I have the sxk Exocet (yes stop judging the clone but the authentics are harder to find than a unicorn fart in a hurricane) and a few days ago the Flavour just vanished. VANISHED. 

I thought time to rewick. I rewicked, still no Flavour. 

I changed the coil. No Flavour. 

Raised the coil. Dropped the coil. Put a Clapton. Put an alien. Used round wire. Ni80. Kanthal. Put a new alien. NOTHING. 

There’s wicking bubbles but just no Flavour. 

It used to be be fine. Put coil. Put cotton. Put juice. Vape. Flavour. 

Now nothing. 

Clever people welcome to give their insights please.

Reactions: Like 1


----------



## Ruwaid (8/5/19)

Silly question but I'm guessing you tried different juices as well?

Reactions: Like 1


----------



## CaliGuy (8/5/19)

Something possibly wrong with the 510 connection, not getting enough power to the RBA?

Any way to test the Exocet on another mod perhaps.


----------



## Paul33 (8/5/19)

Ruwaid said:


> Silly question but I'm guessing you tried different juices as well?

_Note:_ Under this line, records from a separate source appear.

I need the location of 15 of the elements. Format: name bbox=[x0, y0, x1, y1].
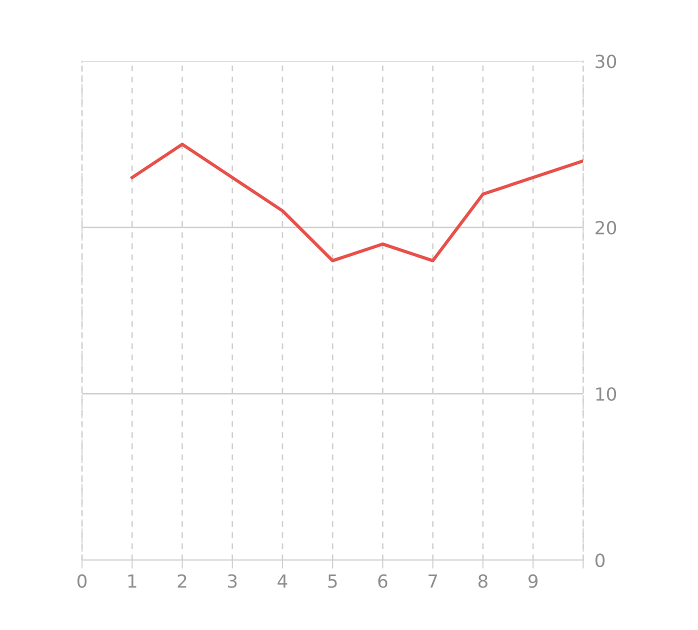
x-tick-label: 5 bbox=[328, 574, 337, 588]
y-tick-label: 20 bbox=[596, 220, 616, 235]
x-tick-label: 1 bbox=[128, 574, 136, 588]
x-tick-label: 2 bbox=[178, 574, 186, 588]
x-tick-label: 9 bbox=[528, 574, 538, 588]
y-tick-label: 30 bbox=[596, 54, 616, 68]
x-tick-label: 0 bbox=[77, 574, 87, 588]
x-tick-label: 8 bbox=[478, 574, 488, 588]
x-tick-label: 3 bbox=[228, 574, 237, 588]
x-tick-label: 4 bbox=[278, 574, 288, 588]
y-tick-label: 0 bbox=[595, 554, 605, 568]
x-tick-label: 7 bbox=[428, 574, 438, 588]
y-tick-label: 10 bbox=[596, 387, 616, 401]
line-series bbox=[130, 142, 584, 262]
x-tick-label: 6 bbox=[378, 574, 388, 588]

I have and I tried the same juice in another attie, all fine. Kak in the Exocet.


----------



## Paul33 (8/5/19)

CaliGuy said:


> Something possibly wrong with the 510 connection, not getting enough power to the RBA?
> 
> Any way to test the Exocet on another mod perhaps.


Um I could screw it into the mod I use to fire it and just vape straight out the chimney??

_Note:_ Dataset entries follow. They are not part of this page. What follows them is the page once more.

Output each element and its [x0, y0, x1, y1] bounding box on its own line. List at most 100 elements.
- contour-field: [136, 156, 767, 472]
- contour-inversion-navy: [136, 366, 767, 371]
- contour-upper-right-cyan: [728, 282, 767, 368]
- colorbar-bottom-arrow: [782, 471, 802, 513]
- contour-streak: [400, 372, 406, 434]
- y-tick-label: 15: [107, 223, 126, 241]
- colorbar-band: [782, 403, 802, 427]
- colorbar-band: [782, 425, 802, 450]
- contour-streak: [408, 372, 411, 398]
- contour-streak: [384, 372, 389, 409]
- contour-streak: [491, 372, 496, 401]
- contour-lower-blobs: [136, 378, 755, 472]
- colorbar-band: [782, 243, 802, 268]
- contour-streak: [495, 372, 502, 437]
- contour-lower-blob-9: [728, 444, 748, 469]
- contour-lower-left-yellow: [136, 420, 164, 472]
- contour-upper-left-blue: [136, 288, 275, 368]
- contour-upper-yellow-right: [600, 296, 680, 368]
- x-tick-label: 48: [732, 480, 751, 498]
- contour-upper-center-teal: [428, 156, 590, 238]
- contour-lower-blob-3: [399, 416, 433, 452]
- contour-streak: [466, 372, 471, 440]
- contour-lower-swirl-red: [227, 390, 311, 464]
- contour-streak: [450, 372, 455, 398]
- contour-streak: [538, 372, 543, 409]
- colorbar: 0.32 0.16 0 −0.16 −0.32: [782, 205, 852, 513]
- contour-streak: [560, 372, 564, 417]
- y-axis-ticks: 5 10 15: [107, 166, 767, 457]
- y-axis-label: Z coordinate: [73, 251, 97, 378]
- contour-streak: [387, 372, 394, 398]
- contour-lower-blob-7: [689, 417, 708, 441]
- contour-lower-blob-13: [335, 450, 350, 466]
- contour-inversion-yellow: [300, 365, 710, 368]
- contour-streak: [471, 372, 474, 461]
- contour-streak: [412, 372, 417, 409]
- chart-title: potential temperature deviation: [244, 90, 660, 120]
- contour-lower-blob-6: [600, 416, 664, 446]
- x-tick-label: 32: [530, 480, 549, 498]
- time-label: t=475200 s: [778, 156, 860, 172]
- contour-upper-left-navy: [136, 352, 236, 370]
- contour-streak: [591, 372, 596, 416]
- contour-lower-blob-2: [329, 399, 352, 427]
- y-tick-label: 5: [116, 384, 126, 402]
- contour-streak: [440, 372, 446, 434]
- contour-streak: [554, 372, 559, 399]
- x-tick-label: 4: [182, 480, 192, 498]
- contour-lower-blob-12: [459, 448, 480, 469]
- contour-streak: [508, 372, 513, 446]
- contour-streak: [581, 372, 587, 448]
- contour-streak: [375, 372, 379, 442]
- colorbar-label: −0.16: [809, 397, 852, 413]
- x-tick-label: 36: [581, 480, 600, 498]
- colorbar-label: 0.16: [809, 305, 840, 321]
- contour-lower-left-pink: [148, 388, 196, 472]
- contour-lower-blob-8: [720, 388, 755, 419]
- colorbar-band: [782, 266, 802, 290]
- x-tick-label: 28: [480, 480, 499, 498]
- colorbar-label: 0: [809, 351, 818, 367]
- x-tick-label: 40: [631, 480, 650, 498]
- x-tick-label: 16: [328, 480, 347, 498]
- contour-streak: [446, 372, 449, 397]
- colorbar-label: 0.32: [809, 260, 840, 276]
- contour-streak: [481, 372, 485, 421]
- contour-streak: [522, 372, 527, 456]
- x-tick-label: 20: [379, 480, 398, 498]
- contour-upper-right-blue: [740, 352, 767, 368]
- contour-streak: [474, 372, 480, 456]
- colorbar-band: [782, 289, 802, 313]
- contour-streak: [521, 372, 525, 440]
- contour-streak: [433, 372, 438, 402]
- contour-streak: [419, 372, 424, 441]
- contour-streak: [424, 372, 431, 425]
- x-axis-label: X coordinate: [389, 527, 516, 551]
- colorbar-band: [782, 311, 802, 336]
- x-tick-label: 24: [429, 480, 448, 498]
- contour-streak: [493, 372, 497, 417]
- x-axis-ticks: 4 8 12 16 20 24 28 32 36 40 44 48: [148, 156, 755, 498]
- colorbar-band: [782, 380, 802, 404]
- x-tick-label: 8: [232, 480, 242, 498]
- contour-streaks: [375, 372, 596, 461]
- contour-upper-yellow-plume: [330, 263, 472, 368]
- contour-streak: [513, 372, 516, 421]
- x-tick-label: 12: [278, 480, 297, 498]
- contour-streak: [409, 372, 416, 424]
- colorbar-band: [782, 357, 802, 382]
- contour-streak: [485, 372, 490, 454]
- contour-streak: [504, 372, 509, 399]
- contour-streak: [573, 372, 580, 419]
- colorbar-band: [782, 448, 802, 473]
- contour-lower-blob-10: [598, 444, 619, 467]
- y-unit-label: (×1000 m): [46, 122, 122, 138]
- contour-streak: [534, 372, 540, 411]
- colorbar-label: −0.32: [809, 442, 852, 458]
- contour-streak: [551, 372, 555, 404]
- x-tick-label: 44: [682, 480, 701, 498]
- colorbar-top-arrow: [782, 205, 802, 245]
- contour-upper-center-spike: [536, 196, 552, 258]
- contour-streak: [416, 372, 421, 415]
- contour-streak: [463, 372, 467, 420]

I’ll do that and let you know!!

Reactions: Agree 1 | Funny 1


----------



## Paul33 (8/5/19)

CaliGuy said:


> Something possibly wrong with the 510 connection, not getting enough power to the RBA?
> 
> Any way to test the Exocet on another mod perhaps.


Couldn’t test in another mod as the airflow was blocked. 

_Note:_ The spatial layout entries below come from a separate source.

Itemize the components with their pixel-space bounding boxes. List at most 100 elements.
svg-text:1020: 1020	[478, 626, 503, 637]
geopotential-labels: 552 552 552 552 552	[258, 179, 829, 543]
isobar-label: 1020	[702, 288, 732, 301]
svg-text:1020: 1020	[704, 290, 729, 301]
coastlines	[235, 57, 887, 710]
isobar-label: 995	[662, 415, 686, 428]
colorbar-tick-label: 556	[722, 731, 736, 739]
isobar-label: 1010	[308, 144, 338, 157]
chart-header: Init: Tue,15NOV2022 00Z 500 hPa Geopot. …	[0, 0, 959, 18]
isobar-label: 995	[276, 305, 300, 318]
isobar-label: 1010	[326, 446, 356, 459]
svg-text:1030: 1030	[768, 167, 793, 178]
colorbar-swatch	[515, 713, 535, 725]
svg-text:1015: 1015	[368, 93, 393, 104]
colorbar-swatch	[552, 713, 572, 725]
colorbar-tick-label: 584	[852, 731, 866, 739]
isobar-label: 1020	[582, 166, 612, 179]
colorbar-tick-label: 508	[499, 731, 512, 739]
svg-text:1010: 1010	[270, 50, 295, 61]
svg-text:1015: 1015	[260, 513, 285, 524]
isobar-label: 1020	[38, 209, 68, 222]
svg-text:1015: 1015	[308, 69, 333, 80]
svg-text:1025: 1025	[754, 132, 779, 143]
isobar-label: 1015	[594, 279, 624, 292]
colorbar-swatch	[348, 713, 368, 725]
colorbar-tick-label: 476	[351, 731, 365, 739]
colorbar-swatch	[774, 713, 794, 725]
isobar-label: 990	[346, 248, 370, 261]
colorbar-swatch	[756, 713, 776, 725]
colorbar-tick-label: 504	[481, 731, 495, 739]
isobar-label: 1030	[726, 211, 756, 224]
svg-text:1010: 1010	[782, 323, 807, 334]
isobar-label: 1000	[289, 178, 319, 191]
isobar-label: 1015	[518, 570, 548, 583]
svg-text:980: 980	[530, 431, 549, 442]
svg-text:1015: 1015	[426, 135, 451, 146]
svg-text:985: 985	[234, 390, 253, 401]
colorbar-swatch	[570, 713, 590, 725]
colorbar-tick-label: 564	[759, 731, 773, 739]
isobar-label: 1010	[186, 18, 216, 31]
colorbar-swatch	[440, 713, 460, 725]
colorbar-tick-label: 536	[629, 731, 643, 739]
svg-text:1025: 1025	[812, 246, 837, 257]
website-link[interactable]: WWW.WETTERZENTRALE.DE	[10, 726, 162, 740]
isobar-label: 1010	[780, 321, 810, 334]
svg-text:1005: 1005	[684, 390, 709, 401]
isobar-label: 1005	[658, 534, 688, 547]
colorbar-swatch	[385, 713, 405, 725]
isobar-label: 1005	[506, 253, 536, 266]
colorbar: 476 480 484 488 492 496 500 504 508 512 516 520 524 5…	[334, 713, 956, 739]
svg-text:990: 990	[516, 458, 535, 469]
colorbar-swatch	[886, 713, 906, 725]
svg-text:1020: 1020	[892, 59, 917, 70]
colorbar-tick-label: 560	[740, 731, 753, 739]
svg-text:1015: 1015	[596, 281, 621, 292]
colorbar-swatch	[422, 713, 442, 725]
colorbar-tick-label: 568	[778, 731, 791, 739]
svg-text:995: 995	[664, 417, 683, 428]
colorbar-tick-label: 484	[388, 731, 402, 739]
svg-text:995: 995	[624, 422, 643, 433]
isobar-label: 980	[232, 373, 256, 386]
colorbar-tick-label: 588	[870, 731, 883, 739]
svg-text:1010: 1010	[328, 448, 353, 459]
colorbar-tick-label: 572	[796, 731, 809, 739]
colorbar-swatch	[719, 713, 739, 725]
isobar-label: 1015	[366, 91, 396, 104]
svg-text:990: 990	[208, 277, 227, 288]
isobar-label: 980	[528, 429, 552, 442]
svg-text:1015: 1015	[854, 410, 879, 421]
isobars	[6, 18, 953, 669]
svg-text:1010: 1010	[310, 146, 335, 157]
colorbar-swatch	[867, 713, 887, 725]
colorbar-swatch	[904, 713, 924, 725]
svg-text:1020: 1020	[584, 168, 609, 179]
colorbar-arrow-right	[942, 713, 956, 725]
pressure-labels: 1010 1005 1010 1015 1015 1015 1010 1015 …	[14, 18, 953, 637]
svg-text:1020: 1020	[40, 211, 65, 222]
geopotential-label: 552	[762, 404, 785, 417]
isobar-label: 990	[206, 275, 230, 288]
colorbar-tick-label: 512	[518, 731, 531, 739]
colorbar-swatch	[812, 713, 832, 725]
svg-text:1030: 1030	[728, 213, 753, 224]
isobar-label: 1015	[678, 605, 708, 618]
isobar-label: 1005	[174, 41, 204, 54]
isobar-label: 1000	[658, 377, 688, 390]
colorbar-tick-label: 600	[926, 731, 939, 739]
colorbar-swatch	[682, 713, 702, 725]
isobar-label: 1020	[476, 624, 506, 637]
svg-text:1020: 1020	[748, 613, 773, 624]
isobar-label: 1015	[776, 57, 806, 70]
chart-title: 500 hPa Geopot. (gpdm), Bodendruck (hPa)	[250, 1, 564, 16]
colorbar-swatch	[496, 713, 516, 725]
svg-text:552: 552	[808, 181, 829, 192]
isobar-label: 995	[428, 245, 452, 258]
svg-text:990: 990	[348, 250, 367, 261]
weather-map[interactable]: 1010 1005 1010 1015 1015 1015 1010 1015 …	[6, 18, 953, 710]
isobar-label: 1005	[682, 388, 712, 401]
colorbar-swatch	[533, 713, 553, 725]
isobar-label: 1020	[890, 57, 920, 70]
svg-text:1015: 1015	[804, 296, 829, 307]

Swapped out juices and put a different battery but still kak 

Could it possibly be the sub standard materials used in the sxk “breaking down” for want of a better phrase over time and starting to affect the taste?

Reactions: Like 1


----------



## CaliGuy (8/5/19)

The device breaking down was what I was thinking. Not sure if the clones use actual Peak or some fong kong plastic.

Reactions: Like 1


----------



## Juan_G (8/5/19)

Maybe try another boro?


----------



## Paul33 (8/5/19)

CaliGuy said:


> The device breaking down was what I was thinking. Not sure if the clones use actual Peak or some fong kong plastic.


I have no clue


----------



## Paul33 (8/5/19)

Juan_G said:


> Maybe try another boro?


I’ve got a spare one lying around. I’ll try it.


----------



## Paul33 (8/5/19)

Juan_G said:


> Maybe try another boro?


Failing that I’ll come steal one of yours!!!


----------



## Juan_G (8/5/19)

Paul33 said:


> Failing that I’ll come steal one of yours!!!


But what would I use then....LOL


----------



## Paul33 (8/5/19)

Juan_G said:


> But what would I use then....LOL


That’s sounds like a you problem

Reactions: Funny 2


----------



## Paul33 (8/5/19)

Right:

Same bridge and coil and cotton and juice. New Boro. 

Letting it wick a bit then I’ll give it go.


----------



## Juan_G (8/5/19)

Paul33 said:


> Right:
> 
> Same bridge and coil and cotton and juice. New Boro.
> 
> Letting it wick a bit then I’ll give it go.


Hope this works. Maybe your cotton instantly expired eish

Reactions: Funny 2


----------



## Paul33 (8/5/19)

Juan_G said:


> Hope this works. Maybe your cotton instantly expired eish


Dude I have no idea but it’s so FRUSTRATING


----------



## Paul33 (8/5/19)

CaliGuy said:


> The device breaking down was what I was thinking. Not sure if the clones use actual Peak or some fong kong plastic.


So you think it’s the plastic in the Boro being the problem maybe?


----------



## Paul33 (8/5/19)

Juan_G said:


> Hope this works. Maybe your cotton instantly expired eish


So far the different Boro seems to be working and Flavour is kinda back.


----------



## Juan_G (8/5/19)

Paul33 said:


> So far the different Boro seems to be working and Flavour is kinda back.


That's good news, now the cotton just needs some breaking in

Reactions: Agree 1


----------



## Paul33 (8/5/19)

Juan_G said:


> That's good news, now the cotton just needs some breaking in


Agreed. Let’s see how tomorrow goes

Reactions: Like 1


----------



## Paul33 (9/5/19)

Paul33 said:


> Agreed. Let’s see how tomorrow goes


today is still going strong and no lack of flavour.

still trying to get my head around how a boro could affect the taste so much but have ended on the plastic "breaking down" and doing some funky chemical nastiness to my juice.

Reactions: Agree 1 | Informative 1


----------



## RainstormZA (9/5/19)

Sorry I couldn't resist and had to post this

Reactions: Funny 5


----------



## Paul33 (9/5/19)

RainstormZA said:


> Sorry I couldn't resist and had to post this
> 
> View attachment 166018


Even looks like me a bit

Reactions: Funny 2


----------